Dark energy reconstruction analysis with artificial neural networks: Application on simulated Supernova Ia data from Rubin Observatory

TL;DR

This paper presents an analysis of Supernova Ia (SNIa) distance moduli $\mu(z)$ and dark energy using an Artificial Neural Network (ANN) reconstruction based on LSST simulated three-year SNIa data and demonstrates that the model-independent ANN reconstruction is consistent with both theoretical models.

Abstract

In this paper, we present an analysis of Supernova Ia (SNIa) distance moduli $μ(z)$ and dark energy using an Artificial Neural Network (ANN) reconstruction based on LSST simulated three-year SNIa data. The ANNs employed in this study utilize genetic algorithms for hyperparameter tuning and Monte Carlo Dropout for predictions. Our ANN reconstruction architecture is capable of modeling both the distance moduli and their associated statistical errors given redshift values. We compare the performance of the ANN-based reconstruction with two theoretical dark energy models: $Λ$CDM and Chevallier-Linder-Polarski (CPL). Bayesian analysis is conducted for these theoretical models using the LSST simulations and compared with observations from Pantheon and Pantheon+ SNIa real data. We demonstrate that our model-independent ANN reconstruction is consistent with both theoretical models.
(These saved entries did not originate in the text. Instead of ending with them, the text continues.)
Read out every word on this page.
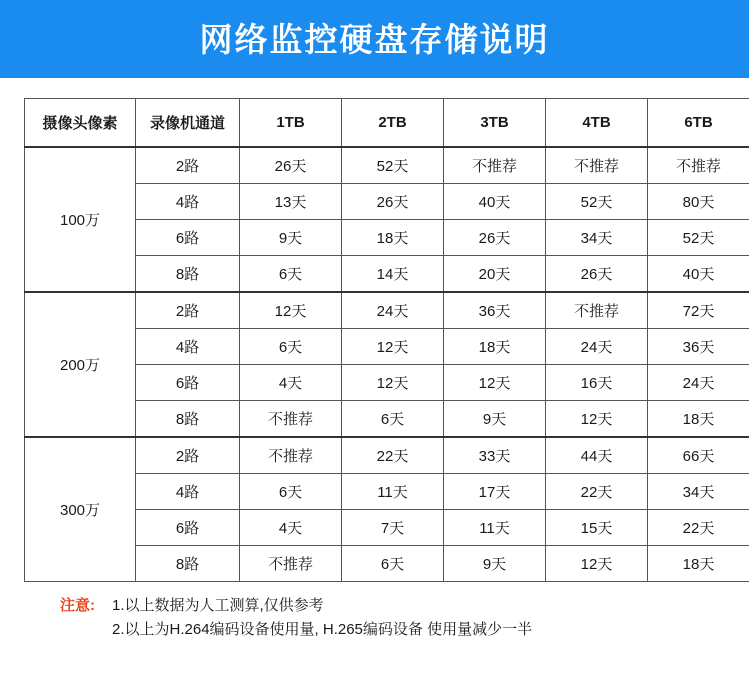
网络监控硬盘存储说明
摄像头像素	录像机通道	1TB	2TB	3TB	4TB	6TB
100万	2路	26天	52天	不推荐	不推荐	不推荐
	4路	13天	26天	40天	52天	80天
	6路	9天	18天	26天	34天	52天
	8路	6天	14天	20天	26天	40天
200万	2路	12天	24天	36天	不推荐	72天
	4路	6天	12天	18天	24天	36天
	6路	4天	12天	12天	16天	24天
	8路	不推荐	6天	9天	12天	18天
300万	2路	不推荐	22天	33天	44天	66天
	4路	6天	11天	17天	22天	34天
	6路	4天	7天	11天	15天	22天
	8路	不推荐	6天	9天	12天	18天
注意:	1.以上数据为人工测算,仅供参考
2.以上为H.264编码设备使用量, H.265编码设备 使用量减少一半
Performance metrics and statistical tests reveal that the ANN produces distance modulus estimates that align well with the LSST dataset and exhibit only minor discrepancies with $Λ$CDM and CPL.

Figures (5)

• Figure 1: ANN architecture founded by the hyperparameter tuning with genetic algorithms using nnogada.
• Figure 2: One and two-dimensional posterior distributions from Bayesian sampling for the free parameters of $\Lambda$CDM (left) and CPL (right) using SNIa data from Pantheon (1048 SNIa), Pantheon+ (1550 SNIa), and LSST simulations (5785 SNIa). For reference, dashed lines indicate the theoretical $\Lambda$CDM values of $w_0 = -1$ and $w_a = 0$.
• Figure 3: EoS for CPL with the three different datasets. We obtained these plots from the posterior distribution sampling using fgivenxhandleyfgivenx. It is interesting to note that for the LSST case, the $w=-1$ line (red dashed) marginally crosses the $1-\sigma$ range.
• Figure 4: Neural network reconstruction for distance modulus, $\mu(z)$ (black) with the standard deviation of the Monte Carlo Dropout predictions plus the modeled error (yellow region) using LSST data (green dots). Left: With $\Lambda$CDM and CPL using the values of the parameter estimation using LSST data. Right: In comparison with data points from other SNIa surveys, Pantheon and Pantheon+ using $\Lambda$CDM model only.
• Figure 5: Residual plot ($\delta\mu$) for two cosmological models as shown in figure legend. The residuals are computed between the LSST SNIa sim data (Fig. \ref{['fig:ann_reconstructions']}) and model-derived distance estimates. The right panel shows a Gaussian distribution of the corresponding residuals.